The objectives shown above are examples; you could write completely different objectives to achieve the same goals.

Nor are they exclusive. For instance, while we mentioned “establishing trust” under “Becoming an authoritative source,” establishing trust is also a key issue to increasing sales.

More On KPI’s

it’s important to steer clear of using “vanity metrics” as KPIs.

A vanity metric is anything that makes you feel good about your site’s progress, without telling you anything important about your business.

Do you want an example of KPI? Take a look at the difference between vanity metrics and actionable metrics in the following chart.

Vanity Metrics Actionable Metrics website kpis

While the metrics on the left, like pageviews and social media “likes” can help you gauge overall impressions, they don’t tell you much about how your digital marketing efforts are impacting your company’s goals.

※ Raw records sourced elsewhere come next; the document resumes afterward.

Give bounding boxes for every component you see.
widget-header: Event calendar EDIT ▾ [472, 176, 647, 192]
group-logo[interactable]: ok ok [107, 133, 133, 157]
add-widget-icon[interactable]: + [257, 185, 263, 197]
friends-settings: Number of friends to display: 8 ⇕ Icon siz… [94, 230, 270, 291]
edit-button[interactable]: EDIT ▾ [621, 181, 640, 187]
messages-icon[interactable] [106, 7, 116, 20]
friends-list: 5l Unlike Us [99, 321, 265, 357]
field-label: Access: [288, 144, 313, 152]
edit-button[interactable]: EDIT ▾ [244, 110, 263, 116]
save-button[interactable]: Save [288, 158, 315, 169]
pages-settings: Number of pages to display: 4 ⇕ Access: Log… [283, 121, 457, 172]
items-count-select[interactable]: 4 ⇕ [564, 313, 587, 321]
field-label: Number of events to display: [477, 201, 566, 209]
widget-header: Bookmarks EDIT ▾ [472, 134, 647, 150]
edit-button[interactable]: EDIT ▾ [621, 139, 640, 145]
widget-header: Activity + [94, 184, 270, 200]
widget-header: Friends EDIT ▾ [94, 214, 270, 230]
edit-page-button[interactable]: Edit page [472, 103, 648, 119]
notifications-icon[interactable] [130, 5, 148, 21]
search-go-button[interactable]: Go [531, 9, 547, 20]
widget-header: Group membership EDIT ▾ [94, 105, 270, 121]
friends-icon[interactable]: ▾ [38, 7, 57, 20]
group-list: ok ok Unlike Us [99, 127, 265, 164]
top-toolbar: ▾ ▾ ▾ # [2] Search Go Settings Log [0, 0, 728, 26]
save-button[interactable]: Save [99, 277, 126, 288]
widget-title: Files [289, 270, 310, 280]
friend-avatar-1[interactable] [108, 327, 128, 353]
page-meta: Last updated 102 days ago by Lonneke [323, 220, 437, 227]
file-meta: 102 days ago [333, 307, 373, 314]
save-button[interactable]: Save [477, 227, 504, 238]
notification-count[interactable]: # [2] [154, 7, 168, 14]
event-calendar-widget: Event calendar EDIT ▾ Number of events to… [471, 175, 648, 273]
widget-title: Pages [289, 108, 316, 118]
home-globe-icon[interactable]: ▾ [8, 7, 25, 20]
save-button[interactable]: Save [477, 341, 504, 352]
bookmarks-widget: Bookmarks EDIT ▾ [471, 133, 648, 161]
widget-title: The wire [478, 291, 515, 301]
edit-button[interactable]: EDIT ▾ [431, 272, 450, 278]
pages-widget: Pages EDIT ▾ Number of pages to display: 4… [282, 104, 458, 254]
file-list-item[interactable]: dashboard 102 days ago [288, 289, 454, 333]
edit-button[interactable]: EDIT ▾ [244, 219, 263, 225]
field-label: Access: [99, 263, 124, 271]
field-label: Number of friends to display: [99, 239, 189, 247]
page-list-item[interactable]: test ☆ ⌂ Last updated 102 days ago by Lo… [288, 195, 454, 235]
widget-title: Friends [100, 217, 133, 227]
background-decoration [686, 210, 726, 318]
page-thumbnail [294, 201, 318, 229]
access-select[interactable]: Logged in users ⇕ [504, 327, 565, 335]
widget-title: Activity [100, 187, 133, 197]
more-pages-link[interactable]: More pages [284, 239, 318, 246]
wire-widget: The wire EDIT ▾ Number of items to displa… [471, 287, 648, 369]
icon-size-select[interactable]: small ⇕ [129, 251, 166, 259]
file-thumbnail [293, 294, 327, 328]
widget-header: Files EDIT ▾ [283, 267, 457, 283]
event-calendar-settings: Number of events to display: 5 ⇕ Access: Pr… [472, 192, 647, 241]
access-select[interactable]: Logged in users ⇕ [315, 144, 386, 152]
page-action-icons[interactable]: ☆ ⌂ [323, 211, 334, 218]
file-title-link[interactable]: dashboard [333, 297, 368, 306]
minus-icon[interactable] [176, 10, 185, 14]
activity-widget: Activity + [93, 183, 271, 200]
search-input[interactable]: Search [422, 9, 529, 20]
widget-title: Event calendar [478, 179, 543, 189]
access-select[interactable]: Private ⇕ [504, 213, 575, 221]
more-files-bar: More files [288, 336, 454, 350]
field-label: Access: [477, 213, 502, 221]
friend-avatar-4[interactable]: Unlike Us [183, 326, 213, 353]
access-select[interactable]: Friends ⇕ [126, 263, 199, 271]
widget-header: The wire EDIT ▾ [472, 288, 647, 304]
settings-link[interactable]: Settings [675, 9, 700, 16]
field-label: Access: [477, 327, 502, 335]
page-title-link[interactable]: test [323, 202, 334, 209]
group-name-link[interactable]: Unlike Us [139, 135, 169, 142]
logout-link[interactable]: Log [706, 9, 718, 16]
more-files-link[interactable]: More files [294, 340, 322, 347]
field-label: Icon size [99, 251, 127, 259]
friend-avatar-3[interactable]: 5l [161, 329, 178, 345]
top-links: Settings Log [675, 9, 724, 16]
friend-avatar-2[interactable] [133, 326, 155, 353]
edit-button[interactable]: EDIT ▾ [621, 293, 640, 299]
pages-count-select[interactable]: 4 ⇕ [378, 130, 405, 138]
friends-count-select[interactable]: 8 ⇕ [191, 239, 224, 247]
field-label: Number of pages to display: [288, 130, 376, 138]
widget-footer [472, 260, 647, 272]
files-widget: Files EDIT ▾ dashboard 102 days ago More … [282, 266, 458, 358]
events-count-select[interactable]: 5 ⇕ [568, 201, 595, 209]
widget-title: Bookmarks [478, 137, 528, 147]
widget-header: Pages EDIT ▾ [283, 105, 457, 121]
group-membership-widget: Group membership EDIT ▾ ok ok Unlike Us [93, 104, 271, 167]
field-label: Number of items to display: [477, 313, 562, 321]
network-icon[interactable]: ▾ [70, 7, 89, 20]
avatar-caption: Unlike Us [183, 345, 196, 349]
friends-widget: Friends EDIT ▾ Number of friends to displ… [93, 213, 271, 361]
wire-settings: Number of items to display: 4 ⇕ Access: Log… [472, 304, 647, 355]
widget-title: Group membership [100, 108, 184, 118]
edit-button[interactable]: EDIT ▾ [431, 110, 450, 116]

After all, your business is trying to generate revenue — not just attract traffic.

Unfortunately, focusing on these metrics is a common mistake. Many business owners spend their time measuring metrics like overall traffic, social shares, and rankings.

Just because a metric is popular doesn’t mean that they’re the most effective.

In fact, as the chart above shows, the most successful marketers (with 10,000+ page views per month) use more advanced metrics like subscriptions, leads, comments, sales influence, and individual impact to measure their success.

These metrics give more insight into engagement and purchase behavior, so they’re much better suited to driving business results.

To be clear, there’s nothing wrong with keeping an eye on data points that aren’t directly related to your main objectives. Monitoring data points like these can still give you a general idea of what’s happening on your site.

But site visits, Google rankings, and tweets don’t necessarily translate into sales — so they shouldn’t be your main priorities.

The bottom line is that if you’re going to spend time measuring metrics, they should be metrics that matter.